Wednesday, September 29, 2010

Did inequality help cause the financial crisis?

States within the United States compete with each other on tax, in an effort to attract mobile capital. This competition is harmful, and in particular it exacerbates inequality, by forcing tax rates on mobile capital to fall, while not having the same effect on (relatively immobile) labour. Recently, the Institute on Taxation and Economic Policy (ITEP) in Washington, DC, analysed the outcomes of this race to the bottom, in a distributional analysis of tax systems in the U.S. states. An ITEP summary of the report notes:
Nationwide, the poorest twenty percent of Americans paid on average10.9 percent of their incomes in state and local taxes in 2007. By contrast, middle-income taxpayers paid on average 9.4 percent of their incomes toward those taxes, and the wealthiest one percent of taxpayers paid just 5.2 percent of their incomes, on average, in state and local taxes.
State and local taxes are regressive, countering efforts made at the Federal level to institute progressive (that is, the poor pay a lower share of their income) taxation.

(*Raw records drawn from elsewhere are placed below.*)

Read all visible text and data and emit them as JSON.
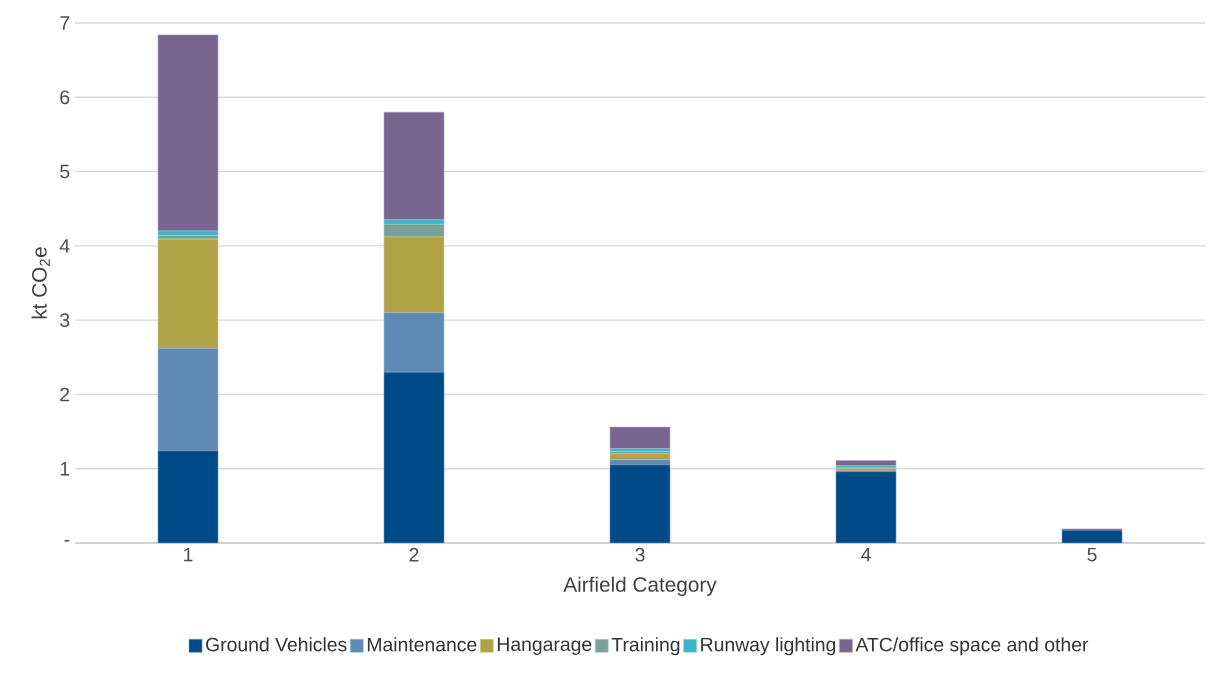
{
  "chart_data": {
    "type": "bar",
    "stacked": true,
    "xlabel": "Airfield Category",
    "ylabel": "kt CO$_{2}$e",
    "categories": [
      "1",
      "2",
      "3",
      "4",
      "5"
    ],
    "series": [
      {
        "name": "Ground Vehicles",
        "color": "#004a87",
        "values": [
          1.24,
          2.3,
          1.05,
          0.96,
          0.17
        ]
      },
      {
        "name": "Maintenance",
        "color": "#5f8ab3",
        "values": [
          1.38,
          0.8,
          0.07,
          0.01,
          0
        ]
      },
      {
        "name": "Hangarage",
        "color": "#afa346",
        "values": [
          1.47,
          1.02,
          0.08,
          0.03,
          0
        ]
      },
      {
        "name": "Training",
        "color": "#7aa197",
        "values": [
          0.05,
          0.17,
          0.03,
          0.01,
          0
        ]
      },
      {
        "name": "Runway lighting",
        "color": "#3eb4cc",
        "values": [
          0.06,
          0.06,
          0.04,
          0.03,
          0
        ]
      },
      {
        "name": "ATC/office space and other",
        "color": "#786690",
        "values": [
          2.64,
          1.45,
          0.29,
          0.07,
          0.02
        ]
      }
    ],
    "ylim": [
      0,
      7
    ],
    "yticks": [
      {
        "value": 0,
        "label": "-"
      },
      1,
      2,
      3,
      4,
      5,
      6,
      7
    ],
    "grid": "y",
    "legend": "bottom"
  }
}
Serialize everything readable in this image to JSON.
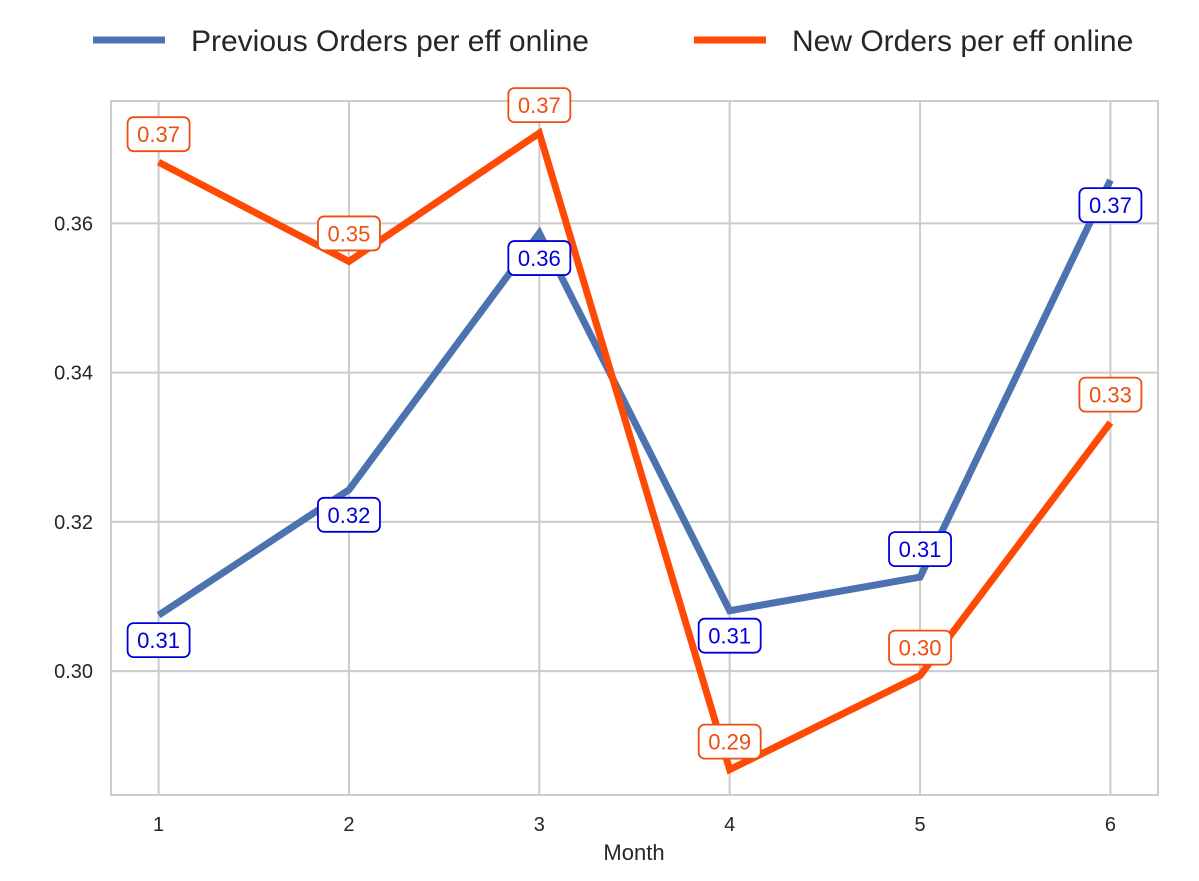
{
  "chart_data": {
    "type": "line",
    "title": "",
    "xlabel": "Month",
    "ylabel": "",
    "x": [
      1,
      2,
      3,
      4,
      5,
      6
    ],
    "xlim": [
      0.75,
      6.25
    ],
    "ylim": [
      0.2834,
      0.3764
    ],
    "yticks": [
      0.3,
      0.32,
      0.34,
      0.36
    ],
    "ytick_labels": [
      "0.30",
      "0.32",
      "0.34",
      "0.36"
    ],
    "xtick_labels": [
      "1",
      "2",
      "3",
      "4",
      "5",
      "6"
    ],
    "grid": true,
    "legend_position": "top",
    "series": [
      {
        "name": "Previous Orders per eff online",
        "color": "#4c72b0",
        "label_color": "#0000dd",
        "values": [
          0.3075,
          0.3243,
          0.3587,
          0.3081,
          0.3126,
          0.3658
        ],
        "labels": [
          "0.31",
          "0.32",
          "0.36",
          "0.31",
          "0.31",
          "0.37"
        ],
        "label_side": [
          "below",
          "below",
          "below",
          "below",
          "above",
          "below"
        ]
      },
      {
        "name": "New Orders per eff online",
        "color": "#ff4a05",
        "label_color": "#ee4e10",
        "values": [
          0.3682,
          0.3549,
          0.3721,
          0.2868,
          0.2994,
          0.3333
        ],
        "labels": [
          "0.37",
          "0.35",
          "0.37",
          "0.29",
          "0.30",
          "0.33"
        ],
        "label_side": [
          "above",
          "above",
          "above",
          "above",
          "above",
          "above"
        ]
      }
    ]
  }
}
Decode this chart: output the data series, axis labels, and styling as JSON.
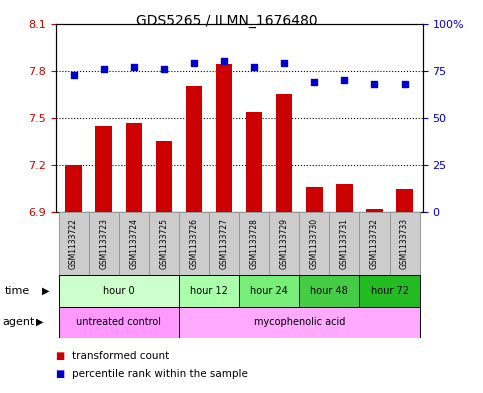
{
  "title": "GDS5265 / ILMN_1676480",
  "samples": [
    "GSM1133722",
    "GSM1133723",
    "GSM1133724",
    "GSM1133725",
    "GSM1133726",
    "GSM1133727",
    "GSM1133728",
    "GSM1133729",
    "GSM1133730",
    "GSM1133731",
    "GSM1133732",
    "GSM1133733"
  ],
  "transformed_count": [
    7.2,
    7.45,
    7.47,
    7.35,
    7.7,
    7.84,
    7.54,
    7.65,
    7.06,
    7.08,
    6.92,
    7.05
  ],
  "percentile_rank": [
    73,
    76,
    77,
    76,
    79,
    80,
    77,
    79,
    69,
    70,
    68,
    68
  ],
  "bar_color": "#cc0000",
  "dot_color": "#0000cc",
  "ylim_left": [
    6.9,
    8.1
  ],
  "ylim_right": [
    0,
    100
  ],
  "yticks_left": [
    6.9,
    7.2,
    7.5,
    7.8,
    8.1
  ],
  "yticks_right": [
    0,
    25,
    50,
    75,
    100
  ],
  "hlines": [
    7.2,
    7.5,
    7.8
  ],
  "time_groups": [
    {
      "label": "hour 0",
      "start": 0,
      "end": 4,
      "color": "#ccffcc"
    },
    {
      "label": "hour 12",
      "start": 4,
      "end": 6,
      "color": "#aaffaa"
    },
    {
      "label": "hour 24",
      "start": 6,
      "end": 8,
      "color": "#77ee77"
    },
    {
      "label": "hour 48",
      "start": 8,
      "end": 10,
      "color": "#44cc44"
    },
    {
      "label": "hour 72",
      "start": 10,
      "end": 12,
      "color": "#22bb22"
    }
  ],
  "agent_groups": [
    {
      "label": "untreated control",
      "start": 0,
      "end": 4,
      "color": "#ff99ff"
    },
    {
      "label": "mycophenolic acid",
      "start": 4,
      "end": 12,
      "color": "#ffaaff"
    }
  ],
  "bar_bottom": 6.9,
  "n_samples": 12,
  "sample_box_color": "#cccccc",
  "sample_box_edge": "#999999",
  "legend_bar_label": "transformed count",
  "legend_dot_label": "percentile rank within the sample",
  "time_label": "time",
  "agent_label": "agent",
  "title_fontsize": 10,
  "tick_fontsize": 8,
  "label_fontsize": 8,
  "sample_fontsize": 5.5,
  "row_fontsize": 7,
  "legend_fontsize": 7.5
}
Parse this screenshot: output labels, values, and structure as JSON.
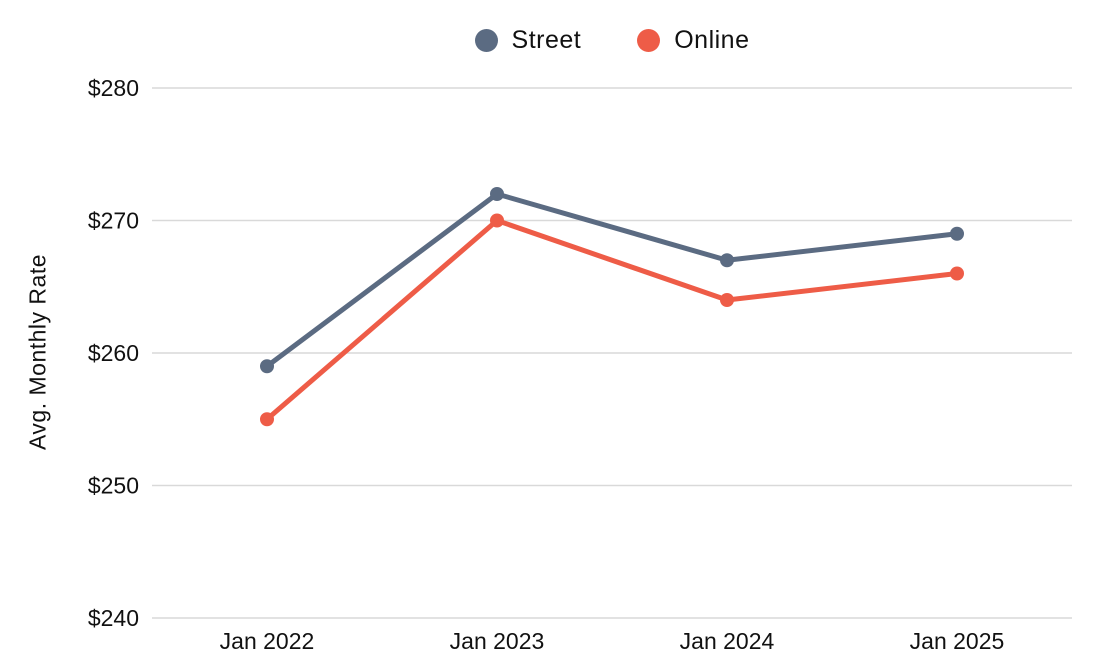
{
  "chart_data": {
    "type": "line",
    "title": "",
    "xlabel": "",
    "ylabel": "Avg. Monthly Rate",
    "categories": [
      "Jan 2022",
      "Jan 2023",
      "Jan 2024",
      "Jan 2025"
    ],
    "series": [
      {
        "name": "Street",
        "color": "#5b6b82",
        "values": [
          259,
          272,
          267,
          269
        ]
      },
      {
        "name": "Online",
        "color": "#ee5c47",
        "values": [
          255,
          270,
          264,
          266
        ]
      }
    ],
    "ylim": [
      240,
      280
    ],
    "yticks": [
      280,
      270,
      260,
      250,
      240
    ],
    "ytick_labels": [
      "$280",
      "$270",
      "$260",
      "$250",
      "$240"
    ],
    "grid": "horizontal-only",
    "legend_position": "top-center"
  },
  "colors": {
    "background": "#ffffff",
    "gridline": "#d9d9d9",
    "text": "#111111",
    "street_series": "#5b6b82",
    "online_series": "#ee5c47"
  }
}
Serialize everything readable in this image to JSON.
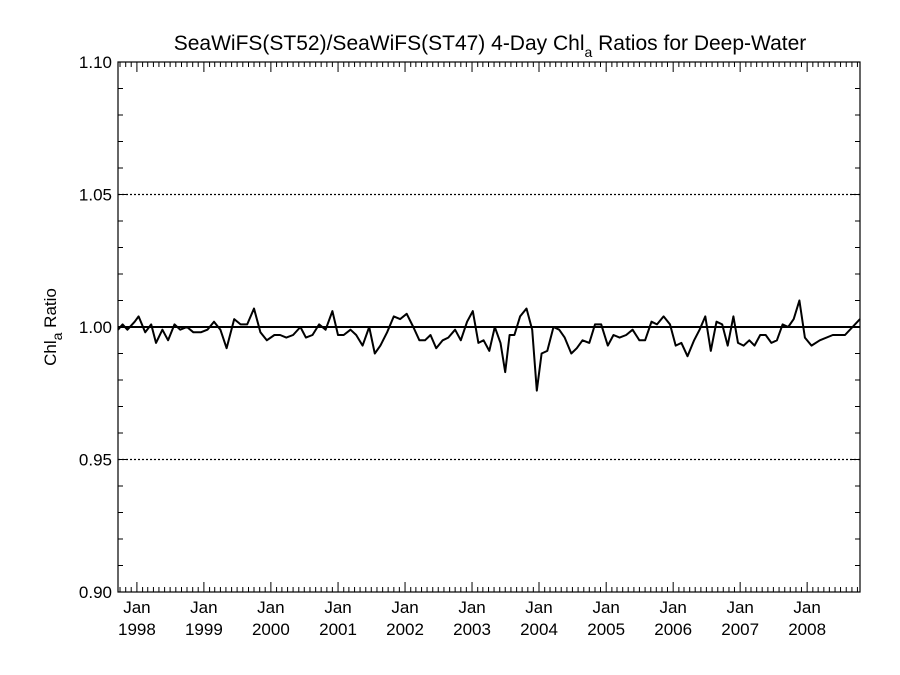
{
  "chart_data": {
    "type": "line",
    "title": {
      "pre": "SeaWiFS(ST52)/SeaWiFS(ST47) 4-Day Chl",
      "sub": "a",
      "post": " Ratios for Deep-Water"
    },
    "ylabel": {
      "pre": "Chl",
      "sub": "a",
      "post": " Ratio"
    },
    "xlabel": "",
    "ylim": [
      0.9,
      1.1
    ],
    "xlim": [
      "1997-09-20",
      "2008-10-15"
    ],
    "y_ticks": [
      "0.90",
      "0.95",
      "1.00",
      "1.05",
      "1.10"
    ],
    "x_ticks": [
      {
        "date": "1998-01-01",
        "label1": "Jan",
        "label2": "1998"
      },
      {
        "date": "1999-01-01",
        "label1": "Jan",
        "label2": "1999"
      },
      {
        "date": "2000-01-01",
        "label1": "Jan",
        "label2": "2000"
      },
      {
        "date": "2001-01-01",
        "label1": "Jan",
        "label2": "2001"
      },
      {
        "date": "2002-01-01",
        "label1": "Jan",
        "label2": "2002"
      },
      {
        "date": "2003-01-01",
        "label1": "Jan",
        "label2": "2003"
      },
      {
        "date": "2004-01-01",
        "label1": "Jan",
        "label2": "2004"
      },
      {
        "date": "2005-01-01",
        "label1": "Jan",
        "label2": "2005"
      },
      {
        "date": "2006-01-01",
        "label1": "Jan",
        "label2": "2006"
      },
      {
        "date": "2007-01-01",
        "label1": "Jan",
        "label2": "2007"
      },
      {
        "date": "2008-01-01",
        "label1": "Jan",
        "label2": "2008"
      }
    ],
    "grid": "dotted horizontal at 0.95, 1.00, 1.05",
    "reference_line": 1.0,
    "series": [
      {
        "color": "#000000",
        "x": [
          "1997-09-20",
          "1997-10-15",
          "1997-11-10",
          "1997-12-20",
          "1998-01-10",
          "1998-02-15",
          "1998-03-20",
          "1998-04-15",
          "1998-05-20",
          "1998-06-20",
          "1998-07-25",
          "1998-08-25",
          "1998-10-01",
          "1998-11-05",
          "1998-12-15",
          "1999-01-20",
          "1999-02-25",
          "1999-04-01",
          "1999-05-05",
          "1999-06-15",
          "1999-07-20",
          "1999-08-25",
          "1999-10-01",
          "1999-11-05",
          "1999-12-10",
          "2000-01-20",
          "2000-02-20",
          "2000-03-25",
          "2000-05-01",
          "2000-06-10",
          "2000-07-10",
          "2000-08-15",
          "2000-09-20",
          "2000-10-25",
          "2000-12-01",
          "2001-01-01",
          "2001-02-01",
          "2001-03-10",
          "2001-04-10",
          "2001-05-15",
          "2001-06-20",
          "2001-07-20",
          "2001-08-20",
          "2001-09-25",
          "2001-11-01",
          "2001-12-05",
          "2002-01-10",
          "2002-02-15",
          "2002-03-20",
          "2002-04-20",
          "2002-05-20",
          "2002-06-20",
          "2002-07-25",
          "2002-08-25",
          "2002-10-01",
          "2002-11-01",
          "2002-12-05",
          "2003-01-05",
          "2003-02-05",
          "2003-03-05",
          "2003-04-05",
          "2003-05-05",
          "2003-06-05",
          "2003-07-01",
          "2003-07-25",
          "2003-08-20",
          "2003-09-20",
          "2003-10-25",
          "2003-11-25",
          "2003-12-20",
          "2004-01-15",
          "2004-02-15",
          "2004-03-20",
          "2004-04-20",
          "2004-05-20",
          "2004-06-25",
          "2004-07-25",
          "2004-08-25",
          "2004-10-01",
          "2004-11-01",
          "2004-12-05",
          "2005-01-10",
          "2005-02-10",
          "2005-03-15",
          "2005-04-20",
          "2005-05-25",
          "2005-07-01",
          "2005-08-01",
          "2005-09-05",
          "2005-10-05",
          "2005-11-10",
          "2005-12-15",
          "2006-01-15",
          "2006-02-15",
          "2006-03-20",
          "2006-04-25",
          "2006-05-25",
          "2006-06-25",
          "2006-07-25",
          "2006-08-25",
          "2006-09-25",
          "2006-10-25",
          "2006-11-25",
          "2006-12-20",
          "2007-01-20",
          "2007-02-20",
          "2007-03-20",
          "2007-04-20",
          "2007-05-20",
          "2007-06-20",
          "2007-07-20",
          "2007-08-20",
          "2007-09-20",
          "2007-10-20",
          "2007-11-20",
          "2007-12-20",
          "2008-01-25",
          "2008-03-10",
          "2008-05-20",
          "2008-07-25",
          "2008-10-15"
        ],
        "y": [
          0.999,
          1.001,
          0.999,
          1.002,
          1.004,
          0.998,
          1.001,
          0.994,
          0.999,
          0.995,
          1.001,
          0.999,
          1.0,
          0.998,
          0.998,
          0.999,
          1.002,
          0.999,
          0.992,
          1.003,
          1.001,
          1.001,
          1.007,
          0.998,
          0.995,
          0.997,
          0.997,
          0.996,
          0.997,
          1.0,
          0.996,
          0.997,
          1.001,
          0.999,
          1.006,
          0.997,
          0.997,
          0.999,
          0.997,
          0.993,
          1.0,
          0.99,
          0.993,
          0.998,
          1.004,
          1.003,
          1.005,
          1.0,
          0.995,
          0.995,
          0.997,
          0.992,
          0.995,
          0.996,
          0.999,
          0.995,
          1.002,
          1.006,
          0.994,
          0.995,
          0.991,
          1.0,
          0.994,
          0.983,
          0.997,
          0.997,
          1.004,
          1.007,
          0.999,
          0.976,
          0.99,
          0.991,
          1.0,
          0.999,
          0.996,
          0.99,
          0.992,
          0.995,
          0.994,
          1.001,
          1.001,
          0.993,
          0.997,
          0.996,
          0.997,
          0.999,
          0.995,
          0.995,
          1.002,
          1.001,
          1.004,
          1.001,
          0.993,
          0.994,
          0.989,
          0.995,
          0.999,
          1.004,
          0.991,
          1.002,
          1.001,
          0.993,
          1.004,
          0.994,
          0.993,
          0.995,
          0.993,
          0.997,
          0.997,
          0.994,
          0.995,
          1.001,
          1.0,
          1.003,
          1.01,
          0.996,
          0.993,
          0.995,
          0.997,
          0.997,
          1.003
        ]
      }
    ]
  }
}
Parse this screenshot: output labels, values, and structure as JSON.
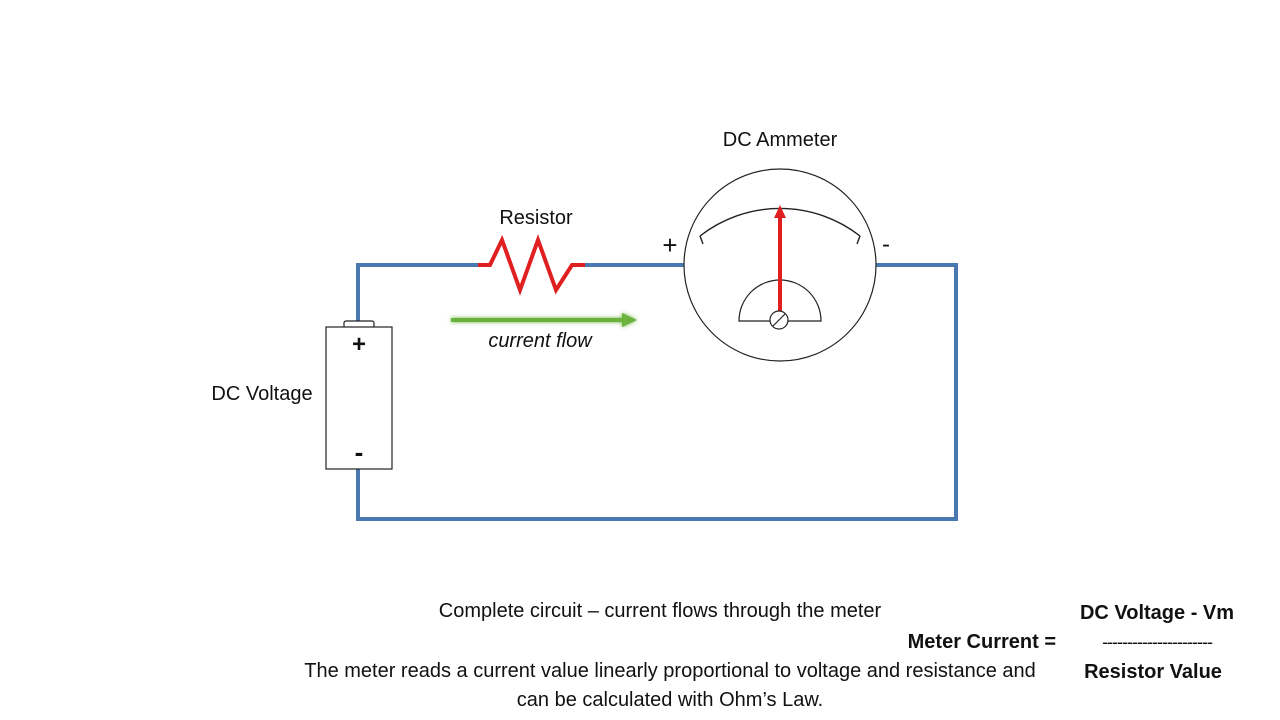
{
  "labels": {
    "ammeter": "DC Ammeter",
    "resistor": "Resistor",
    "current_flow": "current flow",
    "voltage": "DC Voltage",
    "battery_plus": "+",
    "battery_minus": "-",
    "meter_plus": "+",
    "meter_minus": "-"
  },
  "caption": {
    "title": "Complete circuit – current flows through the meter",
    "body": "The meter reads a current value linearly proportional to voltage and resistance and can be calculated with Ohm’s Law."
  },
  "formula": {
    "lhs": "Meter Current =",
    "numerator": "DC Voltage - Vm",
    "fraction_bar": "----------------------",
    "denominator": "Resistor Value"
  },
  "colors": {
    "wire": "#4a78b0",
    "resistor": "#e02020",
    "needle": "#e02020",
    "arrow": "#6ab23a",
    "outline": "#222222"
  },
  "icons": {
    "battery": "battery-icon",
    "resistor": "resistor-zigzag-icon",
    "meter": "analog-meter-icon",
    "arrow": "right-arrow-icon"
  }
}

In the context of inequality, another report from Raymond H. Brescia of Albany Law School explores some links between inequality and the financial crisis. First, he notes the stunning rise in inequality in the U.S., akin to what preceded the Great Depression (see graph.) Then he asks:
"There are several possible explanations for the potential connection between rising income inequality and the great strains on the economy it causes. Did rising income for certain sectors lead to an ability to use that income to influence policymaking in such a way that favored those sectors? Did such income inequality pressure politicians to promote policies that favored easy access to credit as a way to mollify lower income constituents who might otherwise grow frustrated with their own stagnating wages in the face of such inequality? These are the types of explanations that some have offered to try to explain the link between income inequality and the Great Recession. In this work, I both analyze these explanations, but also offer a third: that both income inequality and racial inequality created greater social distance and this social distance, in turn, led to greater predatory conduct. That predatory conduct turned a mortgage market into an economic killing field.
The results of his research?
  • the greater the income inequality in a state, on average, the greater the delinquency rate in that state.
  • The greater the generalized trust in a state, the lower that state’s delinquency rate.
  • The higher the social capital in a state, and the higher the level of volunteerism in a state, the lower its delinquency rate.
  • The higher the median income in a state, the higher the delinquency rate in that state.
  • An index of a series of indicators — income inequality within a state, the size of the African-American population in a state and the median income of the African-American population in that state — reveals a strong correlation between these indicators and delinquency rates. This correlation suggests not that low-income African-Americans are to blame for the foreclosure crisis, but, rather, that middle-class African-Americans were targeted for, and steered towards, loans on unfair terms, precipitating the foreclosures that are now concentrated disproportionately in communities of color.
And the conclusion? Among other things:

"If we are to believe that a lack of trustworthiness and an excess of predatory conduct helped feed the subprime mortgage bonfire, it is essential to restore checks and balances to the financial system that restrain such conduct, and incentivize trustworthy behavior in mortgage lending and other financial practices. We also need to reduce social distance, both economic and racial."

And that would fit comfortably enough with the conclusions of the Spirit Level, one of the most widely discussed (and impressive) pieces of research on inequality in history. Tax is obviously a big part of the inequality story, and in this respect, the latest ITEP report offers four useful pointers for U.S. states to follow.